MLOps

Where Machine Learning and DevOps Merge

What Is MLOps

At the heart of MLOps is the continuous improvement of all business activity. MLOps is a compound of Machine Learning (ML) and Operations (Ops). It is the process and practices for designing, building, enabling, and supporting the efficient deployment of ML models in production to continuously improve business activity. Similar to DevOps, MLOps is based on automation, agility, and collaboration to improve quality. Also similar to DevOps, MLOps also supports CI/CD, in which MLOps aims to standardize a deployment and management of ML models alongside the operationalization of the ML pipeline. "It supports the release, activation, monitoring, performance tracking, management, reuse, maintenance, and governance of ML artifacts."

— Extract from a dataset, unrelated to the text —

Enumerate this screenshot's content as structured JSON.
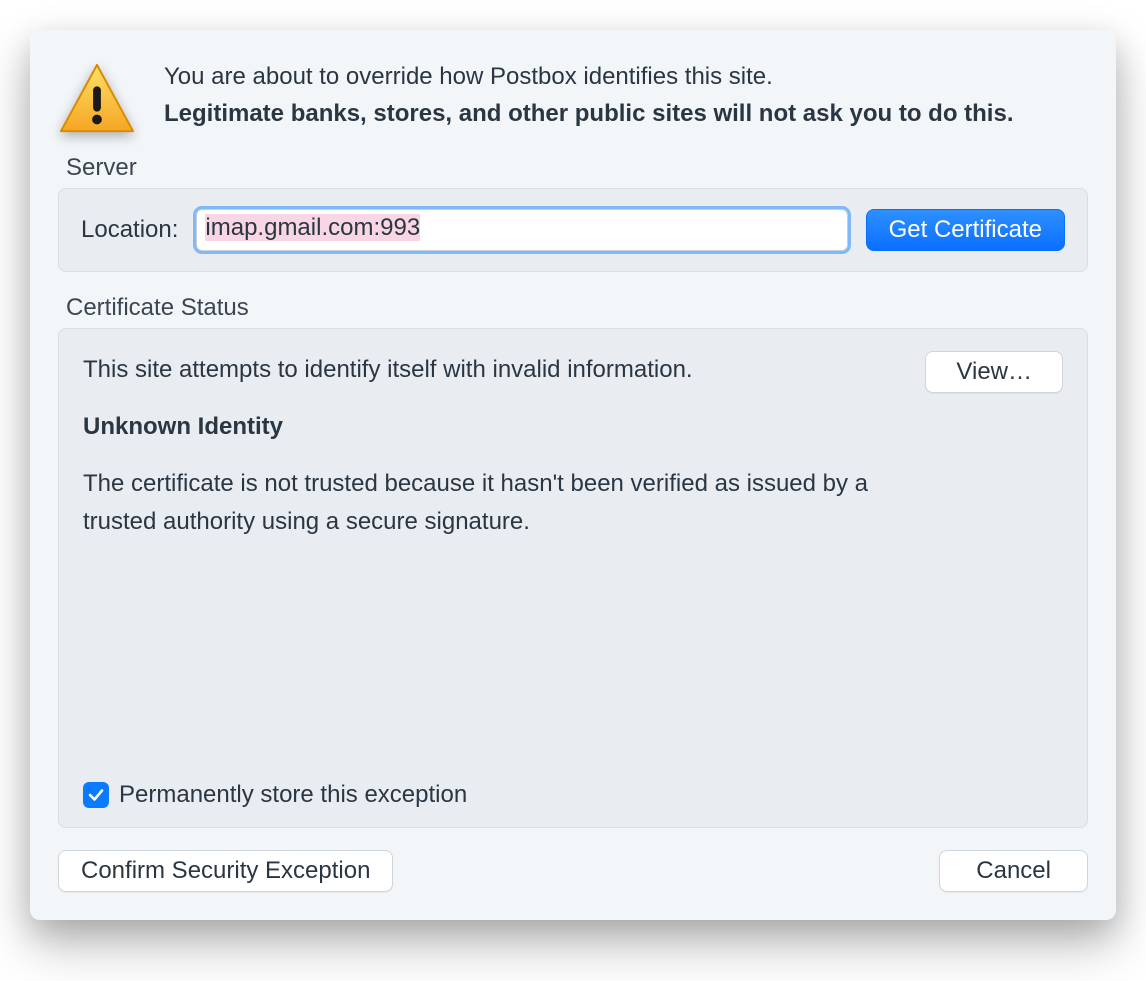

Without DevOps, you cannot do MLOps. DevOps is a foundational building block for doing MLOps, and there is no substitute. DevOps is a methodology for releasing software in an agile manner; consistently improving the quality of both business outcomes and the software itself. A good DevOps Engineer is an expert in their domain, and has detailed knowledge of how to build software and deploy it in a high-quality and repeatable manner. This is arguably one of the biggest challenges for experts in Data Science to transition to MLOps; is a lack of experience doing DevOps. There is no substitute for experience, however, and many Data Science practitioners and Machine Learning researchers struggle building and deploying software with the DevOps methodology, as they do not posess the foundational knowledge and experience necessary to be considered an expert at MLOps.

There are a apparent differences between traditional DevOps and MLOps. One clear difference is a concept of data drift; when a model trains on data, it can gradually lose usefulness as the underlying data changes. That is just one example of many, but the takeaway is that DevOps is a necessary foundation for MLOps. Howeever, MLOps additional requirements (like data drift) don't appear in traditional DevOps. Ultimately, MLOps requires a business and production first mindset. The purpose of Machine Learning is to accelerate business value, and this means the teams building solutions must be agile in their approach to solving Machine Learning problems.

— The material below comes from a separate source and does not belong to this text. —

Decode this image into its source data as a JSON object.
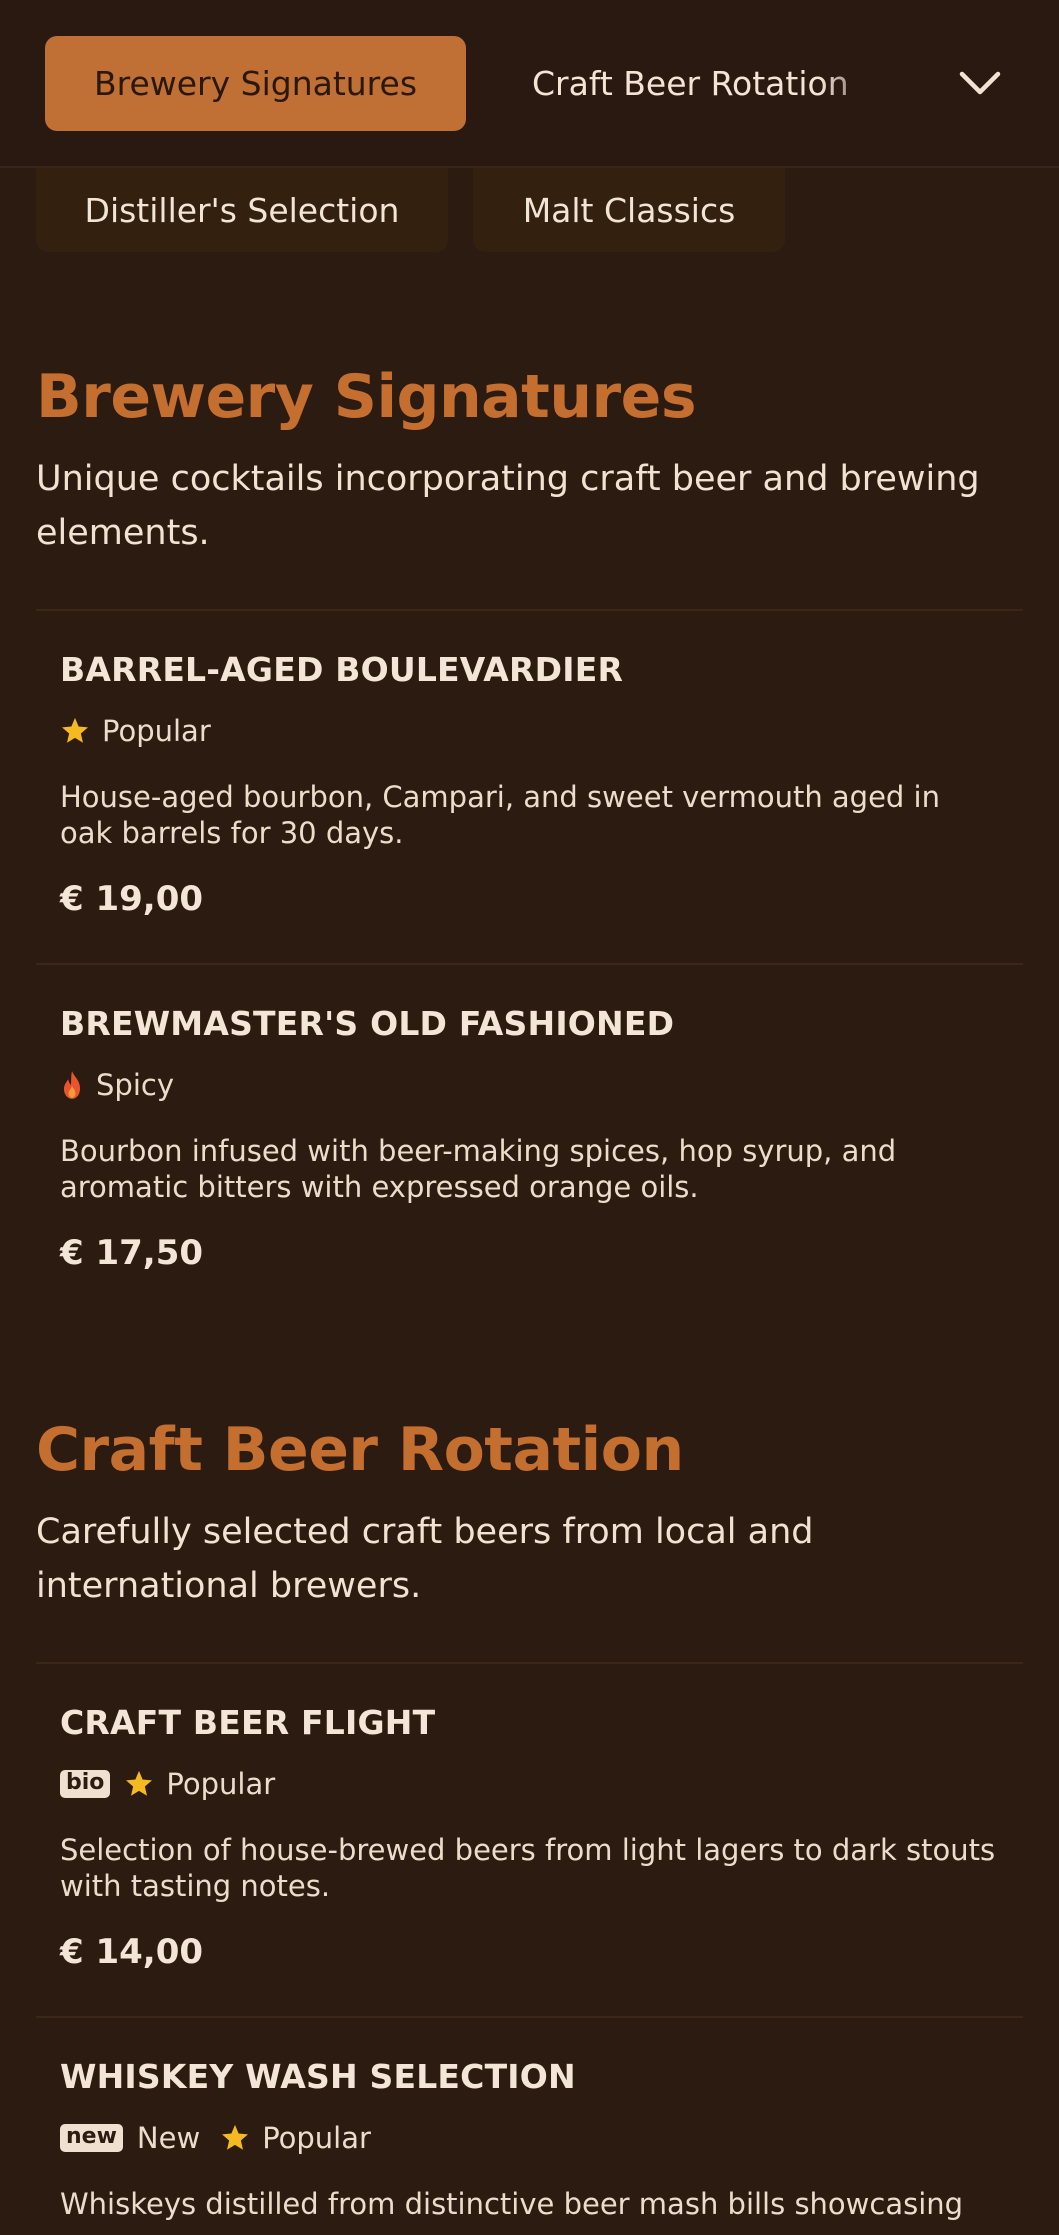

Machine Learning Pipelines

Why Is There Machine Learning Pipelines?

ML models can help organizations to spot opportunities and risks, improve their business strategy, and deliver better customer experience. But gathering and processing data for ML models, using it to train and test the models, and finally operationalizing machine learning, can take a long time. Companies want their data science teams to speed up the process so they can deliver valuable business predictions faster.

That’s where ML pipelines come in. By automating workflows with machine learning pipeline monitoring, ML pipelines bring you to operationalizing machine learning models sooner. As well as cutting down on the time it takes to produce a new ML model, machine learning pipeline orchestration also helps you improve the quality of your machine learning models. We call it a pipeline, but actual pipelines are one-way and one-time only, which isn’t the case for ML pipelines.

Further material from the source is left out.